The North American premiere of Waiting for the Barbarians at Segal Centre until Feb. 17 is a highly stylized, strikingly  contrived  South African production of a play based on J.M  Coetzee’s  allegorical novel of the same name.  It explores the monstrous aspects of the human psyche, and  centres on the abuse of  imperial power.  The play  suggests  that nothing really changes when one  regime is replaced with another -  a persecuted  minority, once empowered,  finds minorities of its own to tyrannize.  Even in democratic and free countries can governments  manipulate public opinion to marginalize opponents.    Unless you are familiar with Coetzee’s book, the stage adaptation by  Alexandre Marine, may be occasionally dense and not easily accessible.   Words on the printed page that stimulate the senses sometimes end up as dead weight on the stage.  

That  isn’t to say  that  the  production  itself  is not worth seeing.   For starters, Marine, who directed the show,  has  liberated  his script with some surreal staging.   Craig Leo’s  spartan setting,  a low, whitewashed,  translucent wall  permits the imagination to  soar as choreographed  shadow players  enact the illusion of warfare and  brutal acts of torture behind it.  

Then there is the stellar cast.  The actors could not be better.   The exposition takes place in the mind of a slothful magistrate,  (Grant Swanby), the narrator caught up in a  kafeksque   situation.   He is responsible for a remote outpost of the empire which is threatened by a never clearly defined army of dissident voices known as the Barbarians.   A military commander,  Colonel  Joll who  is sent to  put down a threatened insurrection  resorts to torture barbarian prisoners  to gain the upper hand.  Taking  pity on one of the women who has been raped and beaten, the magistrate finds himself accused of aiding and abetting the enemy. 
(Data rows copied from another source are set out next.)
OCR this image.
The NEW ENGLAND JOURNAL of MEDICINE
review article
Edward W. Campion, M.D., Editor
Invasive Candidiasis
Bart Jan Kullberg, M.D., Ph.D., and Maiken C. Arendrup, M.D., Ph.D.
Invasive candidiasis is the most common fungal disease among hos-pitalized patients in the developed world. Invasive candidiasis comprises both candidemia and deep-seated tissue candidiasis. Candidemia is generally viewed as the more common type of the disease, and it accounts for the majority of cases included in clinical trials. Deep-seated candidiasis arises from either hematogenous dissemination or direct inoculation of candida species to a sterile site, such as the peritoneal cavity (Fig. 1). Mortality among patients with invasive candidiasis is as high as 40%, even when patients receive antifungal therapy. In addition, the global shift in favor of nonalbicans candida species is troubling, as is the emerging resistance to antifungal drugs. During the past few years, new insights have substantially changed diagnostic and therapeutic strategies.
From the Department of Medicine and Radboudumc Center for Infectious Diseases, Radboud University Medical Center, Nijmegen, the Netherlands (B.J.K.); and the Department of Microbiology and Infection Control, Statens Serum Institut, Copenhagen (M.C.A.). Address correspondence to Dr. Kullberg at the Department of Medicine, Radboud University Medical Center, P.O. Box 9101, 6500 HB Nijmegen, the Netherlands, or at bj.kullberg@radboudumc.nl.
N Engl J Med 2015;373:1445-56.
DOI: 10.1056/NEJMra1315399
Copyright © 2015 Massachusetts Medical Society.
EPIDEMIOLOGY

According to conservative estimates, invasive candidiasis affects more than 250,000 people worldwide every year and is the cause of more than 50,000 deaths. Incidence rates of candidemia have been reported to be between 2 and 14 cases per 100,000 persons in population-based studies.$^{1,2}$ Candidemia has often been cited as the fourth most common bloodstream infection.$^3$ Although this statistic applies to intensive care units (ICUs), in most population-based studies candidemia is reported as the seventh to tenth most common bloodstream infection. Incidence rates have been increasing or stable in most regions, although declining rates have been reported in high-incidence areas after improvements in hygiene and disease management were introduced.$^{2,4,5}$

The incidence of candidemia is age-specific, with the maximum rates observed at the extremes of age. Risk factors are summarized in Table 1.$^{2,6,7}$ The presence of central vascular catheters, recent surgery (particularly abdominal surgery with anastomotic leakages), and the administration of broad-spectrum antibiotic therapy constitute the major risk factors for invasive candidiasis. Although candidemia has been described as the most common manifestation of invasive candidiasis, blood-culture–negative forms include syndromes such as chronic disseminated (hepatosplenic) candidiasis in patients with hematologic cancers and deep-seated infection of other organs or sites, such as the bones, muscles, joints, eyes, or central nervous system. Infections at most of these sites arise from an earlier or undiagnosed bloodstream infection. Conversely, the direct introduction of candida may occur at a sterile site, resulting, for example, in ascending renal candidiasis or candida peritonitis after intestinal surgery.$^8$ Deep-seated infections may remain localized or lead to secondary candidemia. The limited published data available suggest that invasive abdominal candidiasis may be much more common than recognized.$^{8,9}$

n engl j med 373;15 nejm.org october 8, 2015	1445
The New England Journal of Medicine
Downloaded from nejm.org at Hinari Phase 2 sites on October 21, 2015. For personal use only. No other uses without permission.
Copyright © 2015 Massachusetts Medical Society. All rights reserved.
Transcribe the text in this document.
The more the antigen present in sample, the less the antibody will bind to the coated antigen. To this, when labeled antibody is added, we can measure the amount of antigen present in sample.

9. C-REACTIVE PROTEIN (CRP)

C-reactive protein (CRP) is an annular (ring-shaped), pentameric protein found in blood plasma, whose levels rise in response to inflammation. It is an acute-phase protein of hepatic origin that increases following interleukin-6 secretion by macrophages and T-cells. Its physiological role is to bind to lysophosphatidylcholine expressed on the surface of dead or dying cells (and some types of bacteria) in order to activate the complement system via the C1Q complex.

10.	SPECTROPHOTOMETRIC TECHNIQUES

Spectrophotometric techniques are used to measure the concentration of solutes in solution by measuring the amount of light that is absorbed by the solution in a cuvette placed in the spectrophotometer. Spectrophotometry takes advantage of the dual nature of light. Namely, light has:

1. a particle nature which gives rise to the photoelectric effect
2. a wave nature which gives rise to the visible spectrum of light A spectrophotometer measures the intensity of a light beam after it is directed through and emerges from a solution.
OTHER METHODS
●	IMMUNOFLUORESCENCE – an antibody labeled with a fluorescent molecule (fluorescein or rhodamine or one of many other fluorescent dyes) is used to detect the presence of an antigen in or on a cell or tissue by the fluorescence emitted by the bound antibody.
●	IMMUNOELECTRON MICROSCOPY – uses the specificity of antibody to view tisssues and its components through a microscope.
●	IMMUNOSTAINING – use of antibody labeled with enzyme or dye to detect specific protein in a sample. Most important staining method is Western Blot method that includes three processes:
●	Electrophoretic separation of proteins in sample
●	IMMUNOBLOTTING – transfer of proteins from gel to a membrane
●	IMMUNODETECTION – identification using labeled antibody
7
Waiting_for_the_Barbarians.jpgGrant  Swanby  explores the role of the psychologically tormented bureaucrat in an appropriately introspective and convincingly  anguished  manner. He’s  always sensitive to his psychic ruin and to his divided loyalties between Empire and decency.   Nicholas Pauling as his nemesis,  Colonel  Joll  is witty in an offhand   vicious manner  and  Chuma  Sopotela   is poignantly  hypnotic  as the grossly disfigured, enigmatic  woman whom the magistrate protects and helps to escape.   Owen  Manamela-Mogane  is  a  charismatic and visibly intimidating as a sadistic lieutenant.   Kimberly Anne   Laferrière plays  Zoe, the prostitute and alternative love interest with broad unflagging energy.    The supporting cast, Ruben Engel,  Adrian Collins and  Khayalethu Anthony  are all to be admired. 

Edgy music by Dmitri Marine and the spectral lighting heighten the suffocating  mood.  The tension never flags.  It’s  Produced by Morris  Podbrey, who ran the Centaur for 38 years, before moving to South Africa.  The play, in spite of my  many reservations,  is  compelling  theatre  for the mind.  Only once it is over do you really begin to appreciate its depths.